Ago 16, 2026 / 21:49

NASA detecta caída de fitoplancton en el Pacífico por avance de El Niño; advierten impacto en pesca

El avance de El Niño ya empieza a mostrar señales preocupantes en el océano Pacífico. Observaciones satelitales de la NASA registraron una disminución de clorofila en el Pacífico tropical oriental, un indicador asociado con la presencia de fitoplancton, organismos microscópicos que forman la base de gran parte de la cadena alimentaria marina.

El fenómeno ocurre mientras El Niño continúa fortaleciéndose. De acuerdo con el Centro de Predicción Climática de la NOAA, el sistema se encuentra bajo estatus de El Niño Advisory y existe un 97% de probabilidad de que persista hasta comienzos de la primavera de 2027.

La preocupación no es menor: cuando disminuye el fitoplancton, se reduce la disponibilidad de alimento para el zooplancton y, con ello, puede generarse un efecto en cascada sobre peces, aves y mamíferos marinos.

¿Qué detectó la NASA en el Pacífico?

La NASA ha dado seguimiento al avance de El Niño mediante observaciones satelitales del océano Pacífico.
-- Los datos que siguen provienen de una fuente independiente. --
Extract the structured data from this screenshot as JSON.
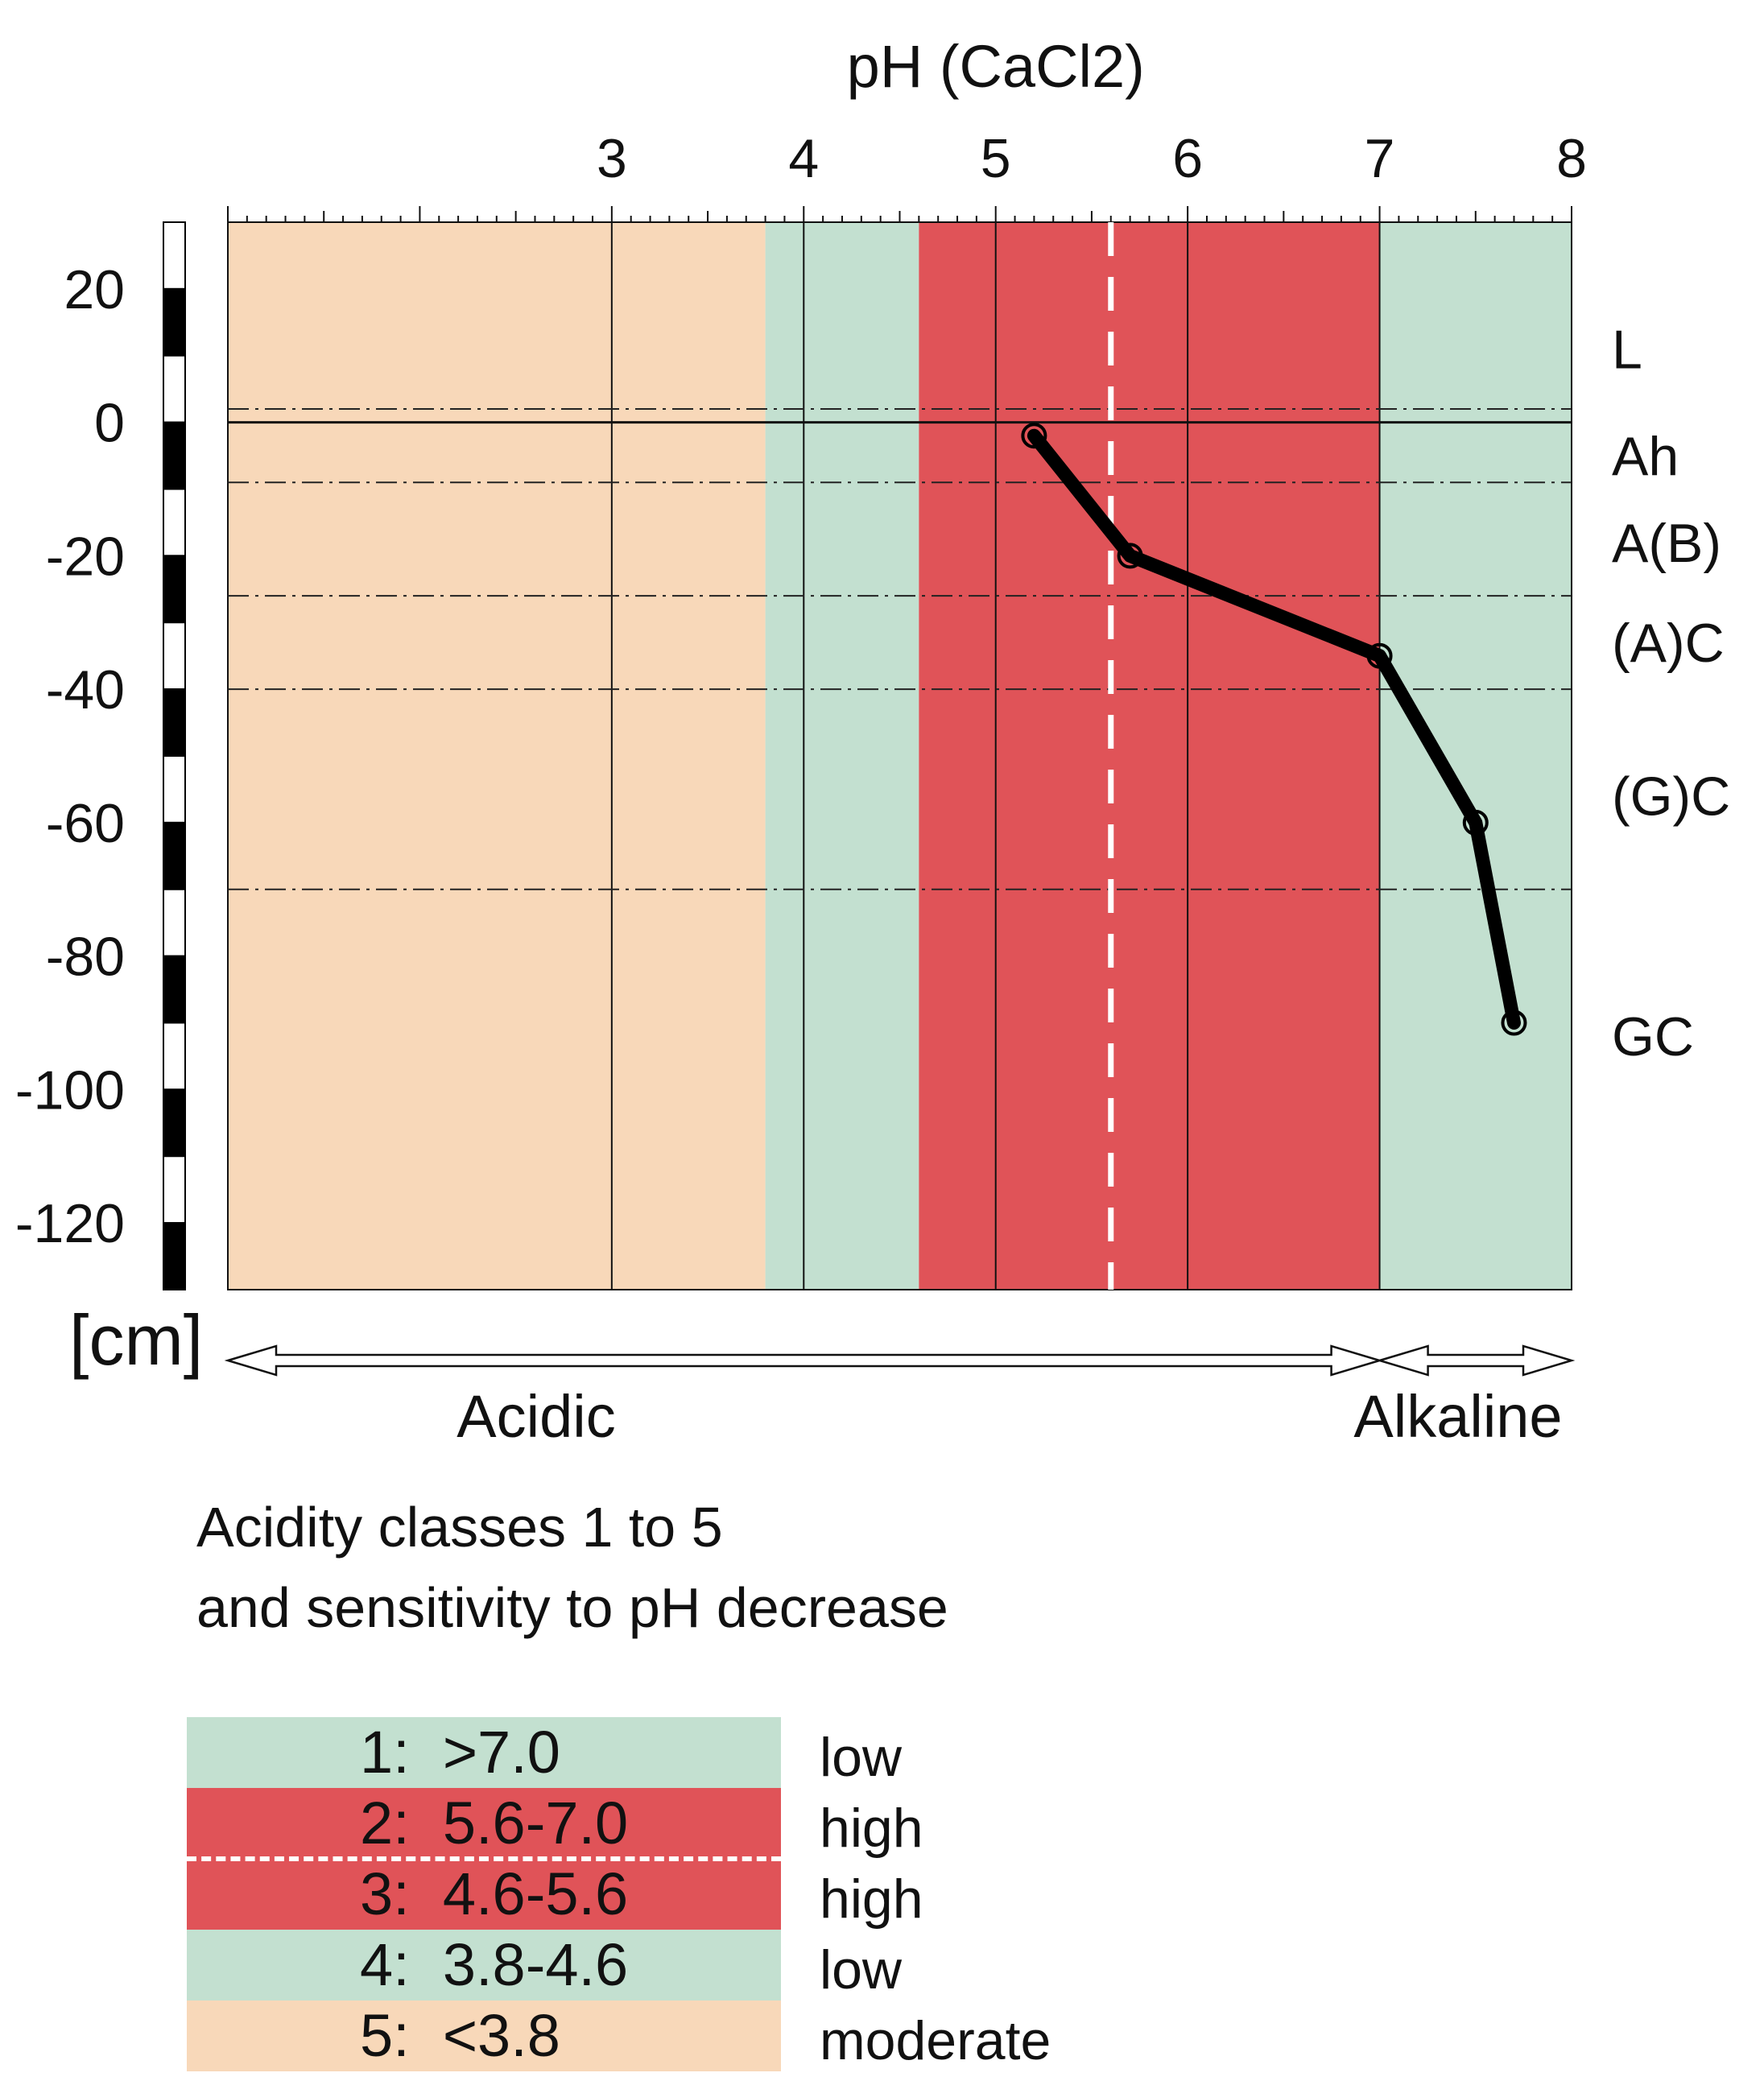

En junio de 2026, la agencia informó que el evento ya estaba en marcha y que los datos de altura de la superficie del mar mostraban un fortalecimiento del calentamiento en el Pacífico central y oriental.

Además, instrumentos satelitales permiten monitorear la concentración de clorofila, un pigmento presente en el fitoplancton. La NASA explica que estas mediciones se realizan a partir del color del océano, ya que cuando el fitoplancton crece en grandes cantidades puede modificar el tono del agua y hacerla lucir más verdosa.

Aunque estos organismos son microscópicos, su papel es enorme: sostienen a muchas especies marinas y funcionan como uno de los primeros eslabones de la red alimentaria del océano.

¿Por qué El Niño reduce el fitoplancton?

En condiciones normales, los vientos alisios empujan las aguas cálidas superficiales hacia el oeste del Pacífico. Ese movimiento permite que, en la zona oriental, ascienda agua fría desde las profundidades.

Esa agua profunda suele estar cargada de nutrientes, como nitratos y fosfatos, que alimentan el crecimiento del fitoplancton.

Pero durante El Niño, los vientos alisios se debilitan y el Pacífico oriental se calienta. Esto favorece la acumulación de una capa de agua cálida en la superficie, que funciona como una especie de “tapón térmico” e impide que los nutrientes profundos lleguen con la misma fuerza a la zona iluminada del océano.

Sin esos nutrientes, el fitoplancton puede disminuir, incluso si hay luz suficiente para la fotosíntesis.

La caída del fitoplancton puede tener consecuencias más allá de los microorganismos. Al haber menos fitoplancton, el zooplancton dispone de menos alimento; después, esa reducción puede afectar a peces pequeños, especies comerciales, aves marinas y mamíferos que dependen de ellos.

Este tipo de alteración puede ser especialmente importante en zonas altamente productivas, como el Pacífico oriental y las costas de Sudamérica, donde las corrientes frías y ricas en nutrientes sostienen grandes pesquerías.

El problema es que El Niño no solo modifica la temperatura del agua. También altera la circulación oceánica, la disponibilidad de nutrientes y la distribución de especies.